Grain Refinement in Pure Aluminum Severely Deformed by Equal Channel Angular Extrusion via Extended Processing Routes

AA1060 pure aluminum billets were processed by eight passes of equal channel angular extrusion (ECAE) using 90 and 120 deg dies via processing routes characterized by an inter-pass billet rotation angle (χ) varying from 0 to 180 deg. The grain refinement efficiencies achieved in the different processing conditions were investigated by comparing misorientation and grain size in the deformed samples measured by electron back-scatter diffraction. The results reveal an overall decrease of grain refinement efficiency with an increase of χ for both dies. This trend corroborates the general observations in various face-centered cubic metals processed using a 120 deg die and can be satisfactorily explained by correlating the relative grain refinement efficiency to the relative significance of newly activated slip systems at pass-to-pass transitions.

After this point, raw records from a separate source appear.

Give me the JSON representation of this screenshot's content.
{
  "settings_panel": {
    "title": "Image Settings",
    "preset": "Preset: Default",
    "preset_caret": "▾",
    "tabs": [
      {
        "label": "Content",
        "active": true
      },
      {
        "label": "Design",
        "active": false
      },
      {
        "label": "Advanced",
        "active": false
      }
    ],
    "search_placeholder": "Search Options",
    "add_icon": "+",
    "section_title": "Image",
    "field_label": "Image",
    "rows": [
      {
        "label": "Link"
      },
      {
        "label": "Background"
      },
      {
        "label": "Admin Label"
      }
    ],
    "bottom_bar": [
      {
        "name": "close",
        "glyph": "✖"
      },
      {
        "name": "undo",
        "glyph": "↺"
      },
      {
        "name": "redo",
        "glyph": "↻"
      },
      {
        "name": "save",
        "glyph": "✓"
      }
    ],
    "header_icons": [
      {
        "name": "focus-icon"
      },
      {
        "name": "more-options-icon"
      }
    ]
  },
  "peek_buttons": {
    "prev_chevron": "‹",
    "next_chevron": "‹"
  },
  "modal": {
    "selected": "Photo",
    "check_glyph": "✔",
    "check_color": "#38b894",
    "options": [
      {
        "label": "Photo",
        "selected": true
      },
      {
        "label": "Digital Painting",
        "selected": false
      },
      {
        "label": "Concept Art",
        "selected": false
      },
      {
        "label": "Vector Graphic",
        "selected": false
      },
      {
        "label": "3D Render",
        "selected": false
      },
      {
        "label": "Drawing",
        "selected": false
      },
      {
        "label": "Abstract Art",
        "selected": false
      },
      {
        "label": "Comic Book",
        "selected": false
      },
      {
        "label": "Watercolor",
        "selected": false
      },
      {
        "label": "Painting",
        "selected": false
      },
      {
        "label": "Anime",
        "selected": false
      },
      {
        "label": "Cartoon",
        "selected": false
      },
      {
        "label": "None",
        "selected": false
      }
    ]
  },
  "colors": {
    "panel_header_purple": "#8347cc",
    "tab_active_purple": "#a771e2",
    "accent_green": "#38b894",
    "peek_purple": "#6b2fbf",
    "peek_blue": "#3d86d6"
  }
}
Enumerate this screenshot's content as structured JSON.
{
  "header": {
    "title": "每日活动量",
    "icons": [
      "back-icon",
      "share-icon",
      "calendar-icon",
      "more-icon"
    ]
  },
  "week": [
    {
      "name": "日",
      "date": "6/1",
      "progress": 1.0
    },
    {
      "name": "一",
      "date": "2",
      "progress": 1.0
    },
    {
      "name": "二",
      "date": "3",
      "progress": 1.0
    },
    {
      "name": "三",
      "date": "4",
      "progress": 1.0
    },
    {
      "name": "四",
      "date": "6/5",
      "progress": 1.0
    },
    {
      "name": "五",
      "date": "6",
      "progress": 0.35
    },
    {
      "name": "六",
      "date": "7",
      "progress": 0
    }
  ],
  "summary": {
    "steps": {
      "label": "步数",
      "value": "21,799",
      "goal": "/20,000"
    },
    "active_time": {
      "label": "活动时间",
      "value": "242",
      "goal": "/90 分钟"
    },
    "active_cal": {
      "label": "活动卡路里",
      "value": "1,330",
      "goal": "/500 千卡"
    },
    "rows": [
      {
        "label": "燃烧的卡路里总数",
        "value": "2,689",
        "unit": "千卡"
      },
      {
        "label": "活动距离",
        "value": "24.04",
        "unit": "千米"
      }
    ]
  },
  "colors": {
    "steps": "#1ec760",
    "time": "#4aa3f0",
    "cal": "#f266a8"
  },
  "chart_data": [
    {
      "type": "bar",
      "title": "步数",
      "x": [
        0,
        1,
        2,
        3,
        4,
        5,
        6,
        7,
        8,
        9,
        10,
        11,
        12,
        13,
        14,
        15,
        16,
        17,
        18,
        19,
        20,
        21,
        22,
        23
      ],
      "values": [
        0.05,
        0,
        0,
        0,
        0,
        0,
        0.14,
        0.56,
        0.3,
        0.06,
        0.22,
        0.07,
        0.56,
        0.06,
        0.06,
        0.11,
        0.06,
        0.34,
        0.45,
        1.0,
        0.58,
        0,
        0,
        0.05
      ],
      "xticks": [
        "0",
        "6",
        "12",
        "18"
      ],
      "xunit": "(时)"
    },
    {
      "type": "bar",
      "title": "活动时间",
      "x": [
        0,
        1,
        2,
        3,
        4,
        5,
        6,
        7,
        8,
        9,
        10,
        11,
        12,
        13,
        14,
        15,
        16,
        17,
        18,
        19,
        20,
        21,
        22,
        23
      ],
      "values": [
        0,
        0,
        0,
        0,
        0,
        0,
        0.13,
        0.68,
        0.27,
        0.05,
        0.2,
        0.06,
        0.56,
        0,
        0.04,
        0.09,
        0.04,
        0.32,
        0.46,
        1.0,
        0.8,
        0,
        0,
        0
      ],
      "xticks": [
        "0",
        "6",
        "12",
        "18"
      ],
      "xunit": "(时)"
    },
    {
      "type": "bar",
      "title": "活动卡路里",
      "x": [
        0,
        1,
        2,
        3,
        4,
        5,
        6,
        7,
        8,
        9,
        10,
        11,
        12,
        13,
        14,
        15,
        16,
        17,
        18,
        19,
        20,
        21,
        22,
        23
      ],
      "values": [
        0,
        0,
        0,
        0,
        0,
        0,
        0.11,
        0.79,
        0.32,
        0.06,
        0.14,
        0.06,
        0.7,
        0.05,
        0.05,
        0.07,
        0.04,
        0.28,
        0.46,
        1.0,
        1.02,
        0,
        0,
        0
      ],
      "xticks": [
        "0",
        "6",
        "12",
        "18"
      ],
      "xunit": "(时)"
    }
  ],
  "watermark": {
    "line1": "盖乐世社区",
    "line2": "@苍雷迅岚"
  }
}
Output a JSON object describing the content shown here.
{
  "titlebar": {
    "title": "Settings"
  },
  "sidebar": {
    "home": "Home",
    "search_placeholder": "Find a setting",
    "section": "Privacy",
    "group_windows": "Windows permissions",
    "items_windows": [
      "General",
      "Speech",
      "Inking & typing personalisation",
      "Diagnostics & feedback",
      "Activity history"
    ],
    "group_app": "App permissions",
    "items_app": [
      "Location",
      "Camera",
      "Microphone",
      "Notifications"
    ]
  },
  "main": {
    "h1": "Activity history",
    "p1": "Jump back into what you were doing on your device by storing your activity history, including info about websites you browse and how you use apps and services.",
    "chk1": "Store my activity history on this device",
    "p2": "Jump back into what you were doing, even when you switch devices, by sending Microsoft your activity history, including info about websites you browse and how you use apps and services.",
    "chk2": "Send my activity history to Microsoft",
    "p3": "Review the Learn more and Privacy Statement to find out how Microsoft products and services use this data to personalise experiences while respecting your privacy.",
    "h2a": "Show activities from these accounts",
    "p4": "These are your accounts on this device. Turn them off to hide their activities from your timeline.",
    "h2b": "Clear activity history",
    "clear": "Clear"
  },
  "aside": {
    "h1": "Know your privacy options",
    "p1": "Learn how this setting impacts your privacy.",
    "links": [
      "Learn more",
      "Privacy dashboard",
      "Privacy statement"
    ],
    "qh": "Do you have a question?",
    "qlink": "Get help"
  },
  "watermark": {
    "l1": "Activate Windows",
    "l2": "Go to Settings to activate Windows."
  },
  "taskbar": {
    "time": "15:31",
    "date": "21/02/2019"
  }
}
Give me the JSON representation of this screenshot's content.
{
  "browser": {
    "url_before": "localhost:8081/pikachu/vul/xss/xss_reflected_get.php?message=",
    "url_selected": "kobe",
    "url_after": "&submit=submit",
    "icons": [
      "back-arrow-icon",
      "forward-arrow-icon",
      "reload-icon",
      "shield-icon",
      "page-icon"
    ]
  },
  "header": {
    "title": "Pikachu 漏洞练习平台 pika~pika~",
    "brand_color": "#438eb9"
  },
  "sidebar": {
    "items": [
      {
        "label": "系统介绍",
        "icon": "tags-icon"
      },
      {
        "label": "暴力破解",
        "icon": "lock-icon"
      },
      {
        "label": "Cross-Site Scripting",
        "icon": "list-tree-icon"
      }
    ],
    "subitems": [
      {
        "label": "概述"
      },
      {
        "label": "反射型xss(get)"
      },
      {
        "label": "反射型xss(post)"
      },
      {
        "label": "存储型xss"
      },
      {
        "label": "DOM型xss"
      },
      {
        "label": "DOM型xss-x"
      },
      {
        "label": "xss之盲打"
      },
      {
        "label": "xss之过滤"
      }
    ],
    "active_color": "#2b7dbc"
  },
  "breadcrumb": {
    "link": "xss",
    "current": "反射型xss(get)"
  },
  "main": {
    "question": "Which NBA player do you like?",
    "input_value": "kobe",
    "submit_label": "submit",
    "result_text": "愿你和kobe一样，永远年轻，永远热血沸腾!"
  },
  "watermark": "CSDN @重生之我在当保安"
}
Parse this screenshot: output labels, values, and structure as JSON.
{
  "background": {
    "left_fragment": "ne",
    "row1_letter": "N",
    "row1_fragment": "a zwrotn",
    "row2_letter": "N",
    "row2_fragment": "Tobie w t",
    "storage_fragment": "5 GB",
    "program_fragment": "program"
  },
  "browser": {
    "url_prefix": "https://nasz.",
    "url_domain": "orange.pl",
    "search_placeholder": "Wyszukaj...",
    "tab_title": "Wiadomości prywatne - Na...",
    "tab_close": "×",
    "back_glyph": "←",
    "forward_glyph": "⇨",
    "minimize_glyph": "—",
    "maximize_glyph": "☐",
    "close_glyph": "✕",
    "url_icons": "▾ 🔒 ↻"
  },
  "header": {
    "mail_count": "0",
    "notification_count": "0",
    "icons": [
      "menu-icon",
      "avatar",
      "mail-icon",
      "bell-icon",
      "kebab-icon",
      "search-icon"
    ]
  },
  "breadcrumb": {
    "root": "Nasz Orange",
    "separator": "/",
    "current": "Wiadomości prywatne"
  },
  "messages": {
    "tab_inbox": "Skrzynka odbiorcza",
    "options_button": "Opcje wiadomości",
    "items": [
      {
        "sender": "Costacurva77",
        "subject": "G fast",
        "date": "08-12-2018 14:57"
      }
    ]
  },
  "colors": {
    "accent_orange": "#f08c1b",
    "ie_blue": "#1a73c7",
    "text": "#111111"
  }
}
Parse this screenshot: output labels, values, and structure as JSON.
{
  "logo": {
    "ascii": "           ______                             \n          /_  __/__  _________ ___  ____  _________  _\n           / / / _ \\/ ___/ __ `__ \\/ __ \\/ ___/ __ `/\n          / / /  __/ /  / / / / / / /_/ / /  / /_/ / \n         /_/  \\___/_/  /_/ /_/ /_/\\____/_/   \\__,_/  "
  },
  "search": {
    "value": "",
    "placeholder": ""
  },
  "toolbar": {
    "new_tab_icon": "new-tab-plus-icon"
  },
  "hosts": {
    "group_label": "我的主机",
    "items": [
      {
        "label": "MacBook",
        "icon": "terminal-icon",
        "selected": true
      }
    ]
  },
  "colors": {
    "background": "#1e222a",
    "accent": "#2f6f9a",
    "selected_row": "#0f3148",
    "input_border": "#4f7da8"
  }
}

For ECAE with the 90 deg die, the route-dependency of grain refinement found in the AA1060 samples contradicts some of the observations in the literature, and the main discrepancies are located for routes with χ = 0 to 90 deg. Comparison of the present results with those of pure copper processed under similar conditions further reveals that these discrepancies could be mainly ascribed to differences in the characteristics of the materials, and that it is irrational to simply claim the route with χ = 0 or 90 deg as the optimal route without necessary experimental validations for a specific material.